We’re quite familiar with Jesus answer. In fact, we often repeat it at the start of our services. But Jesus was the first to bring these passages together, to summarize the law in this way. Jesus says, the whole of the law stems from God’s nature. God is one, there is no other beside him. And it is this one God that people should follow, worship and obey, with everything they have – heart, mind, soul and strength. And in doing so we should love our neighbors as ourselves, for they too are God’s children.
It’s such a good answer, that the scribe agrees with Jesus. And then scribe even goes one further. He says this is more important than all the sacrifices and burn offerings of the Old Testament! Jesus commends him for being so wise and tells him he’s not far from the Kingdom of God.
The debate’s not over
It has been quite a day for Jesus. His authority has been called into question. He’s been challenged on political, theological and even legal grounds. But in every challenge, in every debate, Jesus has been the victor. At the end of the day, Mark says, no one dared ask him any other questions.
Of course, there’s no shortage of people today ready to step up and have a go at Jesus, or to have a go at those who follow him. On one wall in Koorong this week I saw over a dozen DVDs of debates like this. All of people willing to challenge Christians, to challenge God. It’s not just in big public settings either. In our work places, in our gyms, in our classrooms, there are people ready to have a go at God. Mark tells us we shouldn’t be surprised or dismayed by this. They’re not the first, nor will they be the last. But we can be confident that at the end of the day, they too will be silenced.

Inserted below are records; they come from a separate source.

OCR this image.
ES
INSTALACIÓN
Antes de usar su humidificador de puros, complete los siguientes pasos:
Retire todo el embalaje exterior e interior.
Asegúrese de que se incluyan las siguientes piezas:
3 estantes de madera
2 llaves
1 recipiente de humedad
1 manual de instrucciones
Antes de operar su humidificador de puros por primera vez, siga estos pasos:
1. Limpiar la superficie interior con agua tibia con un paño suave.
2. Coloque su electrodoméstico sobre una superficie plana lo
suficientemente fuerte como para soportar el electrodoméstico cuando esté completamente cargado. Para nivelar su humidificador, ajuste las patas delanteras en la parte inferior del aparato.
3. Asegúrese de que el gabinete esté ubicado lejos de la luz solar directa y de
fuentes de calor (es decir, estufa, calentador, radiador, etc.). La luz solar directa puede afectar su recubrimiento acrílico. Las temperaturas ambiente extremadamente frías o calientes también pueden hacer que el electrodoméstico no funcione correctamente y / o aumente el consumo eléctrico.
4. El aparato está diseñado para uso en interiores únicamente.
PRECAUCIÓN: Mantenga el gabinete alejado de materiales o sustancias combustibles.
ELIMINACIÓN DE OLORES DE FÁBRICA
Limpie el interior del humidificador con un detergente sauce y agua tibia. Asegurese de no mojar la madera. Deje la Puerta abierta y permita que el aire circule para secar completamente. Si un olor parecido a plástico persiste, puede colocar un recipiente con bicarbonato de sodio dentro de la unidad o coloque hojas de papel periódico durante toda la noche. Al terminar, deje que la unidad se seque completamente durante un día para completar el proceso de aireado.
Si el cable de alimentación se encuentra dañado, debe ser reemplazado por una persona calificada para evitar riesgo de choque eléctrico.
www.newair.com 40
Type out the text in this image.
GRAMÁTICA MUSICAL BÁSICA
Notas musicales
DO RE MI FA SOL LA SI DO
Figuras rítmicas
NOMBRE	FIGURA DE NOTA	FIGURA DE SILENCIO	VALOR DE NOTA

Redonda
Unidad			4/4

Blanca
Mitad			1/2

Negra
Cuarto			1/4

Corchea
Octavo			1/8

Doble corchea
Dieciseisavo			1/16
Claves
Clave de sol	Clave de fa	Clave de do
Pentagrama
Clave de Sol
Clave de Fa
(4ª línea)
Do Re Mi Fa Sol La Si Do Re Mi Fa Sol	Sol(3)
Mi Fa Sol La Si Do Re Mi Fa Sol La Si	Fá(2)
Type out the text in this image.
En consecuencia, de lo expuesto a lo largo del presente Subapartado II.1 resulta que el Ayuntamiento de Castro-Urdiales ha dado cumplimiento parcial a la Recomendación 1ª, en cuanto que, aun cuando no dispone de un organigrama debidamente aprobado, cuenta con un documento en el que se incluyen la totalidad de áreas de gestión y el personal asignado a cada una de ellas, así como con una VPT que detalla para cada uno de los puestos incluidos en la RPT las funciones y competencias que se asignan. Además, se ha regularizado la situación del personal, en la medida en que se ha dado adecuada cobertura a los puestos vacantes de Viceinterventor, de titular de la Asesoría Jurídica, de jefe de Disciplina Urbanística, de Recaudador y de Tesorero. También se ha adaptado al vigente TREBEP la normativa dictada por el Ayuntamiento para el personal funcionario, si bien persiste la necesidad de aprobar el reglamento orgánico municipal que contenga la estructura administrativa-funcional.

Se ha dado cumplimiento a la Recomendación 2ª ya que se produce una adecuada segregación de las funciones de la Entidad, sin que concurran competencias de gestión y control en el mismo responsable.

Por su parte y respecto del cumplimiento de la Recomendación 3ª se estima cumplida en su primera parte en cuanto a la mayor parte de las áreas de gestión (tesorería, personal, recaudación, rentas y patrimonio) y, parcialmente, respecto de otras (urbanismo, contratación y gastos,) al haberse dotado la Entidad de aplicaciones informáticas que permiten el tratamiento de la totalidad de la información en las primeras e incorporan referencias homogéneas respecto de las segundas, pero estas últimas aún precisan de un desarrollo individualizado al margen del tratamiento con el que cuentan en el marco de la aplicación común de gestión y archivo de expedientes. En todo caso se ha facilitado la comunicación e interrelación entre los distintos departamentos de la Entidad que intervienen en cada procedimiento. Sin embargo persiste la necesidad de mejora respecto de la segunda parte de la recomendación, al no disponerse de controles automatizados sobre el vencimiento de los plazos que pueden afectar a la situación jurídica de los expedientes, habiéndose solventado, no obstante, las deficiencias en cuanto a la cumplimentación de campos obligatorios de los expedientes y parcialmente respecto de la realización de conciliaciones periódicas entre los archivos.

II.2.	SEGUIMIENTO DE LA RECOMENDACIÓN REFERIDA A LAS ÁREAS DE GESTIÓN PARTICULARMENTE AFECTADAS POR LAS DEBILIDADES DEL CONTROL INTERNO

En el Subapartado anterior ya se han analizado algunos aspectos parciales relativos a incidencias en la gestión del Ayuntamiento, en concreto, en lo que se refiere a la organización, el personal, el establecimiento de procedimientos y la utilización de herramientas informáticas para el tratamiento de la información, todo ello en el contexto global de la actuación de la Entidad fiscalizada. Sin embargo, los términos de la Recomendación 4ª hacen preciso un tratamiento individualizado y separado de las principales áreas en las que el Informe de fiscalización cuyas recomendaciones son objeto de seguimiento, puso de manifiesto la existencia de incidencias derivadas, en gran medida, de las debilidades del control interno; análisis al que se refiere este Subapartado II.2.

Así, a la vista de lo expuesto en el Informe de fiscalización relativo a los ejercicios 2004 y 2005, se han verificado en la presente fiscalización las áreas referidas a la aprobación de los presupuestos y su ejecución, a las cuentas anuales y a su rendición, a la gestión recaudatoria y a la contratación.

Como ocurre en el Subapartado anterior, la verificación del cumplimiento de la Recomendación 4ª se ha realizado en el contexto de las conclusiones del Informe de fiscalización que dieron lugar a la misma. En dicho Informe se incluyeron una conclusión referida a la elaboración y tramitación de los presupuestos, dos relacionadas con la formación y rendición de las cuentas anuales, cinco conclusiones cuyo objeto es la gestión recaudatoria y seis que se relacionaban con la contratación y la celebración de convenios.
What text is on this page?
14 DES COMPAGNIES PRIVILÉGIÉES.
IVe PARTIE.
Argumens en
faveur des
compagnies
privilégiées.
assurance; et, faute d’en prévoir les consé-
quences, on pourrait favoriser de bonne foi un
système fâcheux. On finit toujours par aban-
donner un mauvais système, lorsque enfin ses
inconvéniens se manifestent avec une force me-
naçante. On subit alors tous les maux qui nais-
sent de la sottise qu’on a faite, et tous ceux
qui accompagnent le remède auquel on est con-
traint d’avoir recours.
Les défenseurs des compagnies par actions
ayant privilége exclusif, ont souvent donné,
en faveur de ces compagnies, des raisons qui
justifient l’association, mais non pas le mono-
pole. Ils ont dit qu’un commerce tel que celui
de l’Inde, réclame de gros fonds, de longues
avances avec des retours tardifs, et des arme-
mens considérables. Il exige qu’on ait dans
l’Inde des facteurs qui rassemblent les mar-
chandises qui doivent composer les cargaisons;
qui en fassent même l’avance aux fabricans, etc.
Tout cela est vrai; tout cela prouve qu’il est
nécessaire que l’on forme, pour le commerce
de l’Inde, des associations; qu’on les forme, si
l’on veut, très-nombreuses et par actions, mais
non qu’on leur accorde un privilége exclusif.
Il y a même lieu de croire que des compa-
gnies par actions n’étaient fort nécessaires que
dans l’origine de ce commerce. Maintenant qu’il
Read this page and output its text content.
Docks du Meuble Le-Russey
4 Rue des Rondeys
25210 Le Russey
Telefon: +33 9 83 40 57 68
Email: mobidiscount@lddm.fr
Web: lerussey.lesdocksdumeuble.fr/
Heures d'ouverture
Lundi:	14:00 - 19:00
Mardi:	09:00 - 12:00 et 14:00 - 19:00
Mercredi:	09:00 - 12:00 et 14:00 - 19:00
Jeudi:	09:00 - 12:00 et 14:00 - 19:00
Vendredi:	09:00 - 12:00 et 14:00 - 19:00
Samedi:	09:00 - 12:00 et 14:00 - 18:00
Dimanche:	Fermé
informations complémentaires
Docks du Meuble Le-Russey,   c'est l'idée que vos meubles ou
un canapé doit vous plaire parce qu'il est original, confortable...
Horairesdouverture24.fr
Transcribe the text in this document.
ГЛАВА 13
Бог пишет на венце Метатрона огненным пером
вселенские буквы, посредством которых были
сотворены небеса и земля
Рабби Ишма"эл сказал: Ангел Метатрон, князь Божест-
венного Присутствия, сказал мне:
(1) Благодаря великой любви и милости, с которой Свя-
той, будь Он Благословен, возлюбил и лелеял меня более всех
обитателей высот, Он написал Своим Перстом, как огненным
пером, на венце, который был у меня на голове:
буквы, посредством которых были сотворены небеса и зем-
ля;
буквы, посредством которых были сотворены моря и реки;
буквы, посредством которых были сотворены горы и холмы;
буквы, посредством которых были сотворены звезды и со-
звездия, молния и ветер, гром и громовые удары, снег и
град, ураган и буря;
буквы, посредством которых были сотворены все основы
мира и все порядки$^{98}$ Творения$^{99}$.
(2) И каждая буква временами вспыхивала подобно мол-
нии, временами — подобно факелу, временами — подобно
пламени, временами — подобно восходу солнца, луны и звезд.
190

For at the end of the day, these debates in Mark do more than teach us about the relationship between Church and state, the resurrection or the order of the commandments. They show us that Jesus is just who the Pharisees said he was, one who teaches the way of God in accordance with the truth. And while the Sanhedrin might not have been willing to admit it, Jesus’ authority comes from heaven, for he is the Son of the Living God. And so unlike all those who came to trap Jesus, to test him or discredit him, we must come and bow before him. We must submit to him, as the one who has authority over our lives. We must trust in him, even at times like this, when that might be difficult. We must remember he’s the God who has the power to raise the dead, who rules over the living and who calls us to love him with all our heart, mind and soul.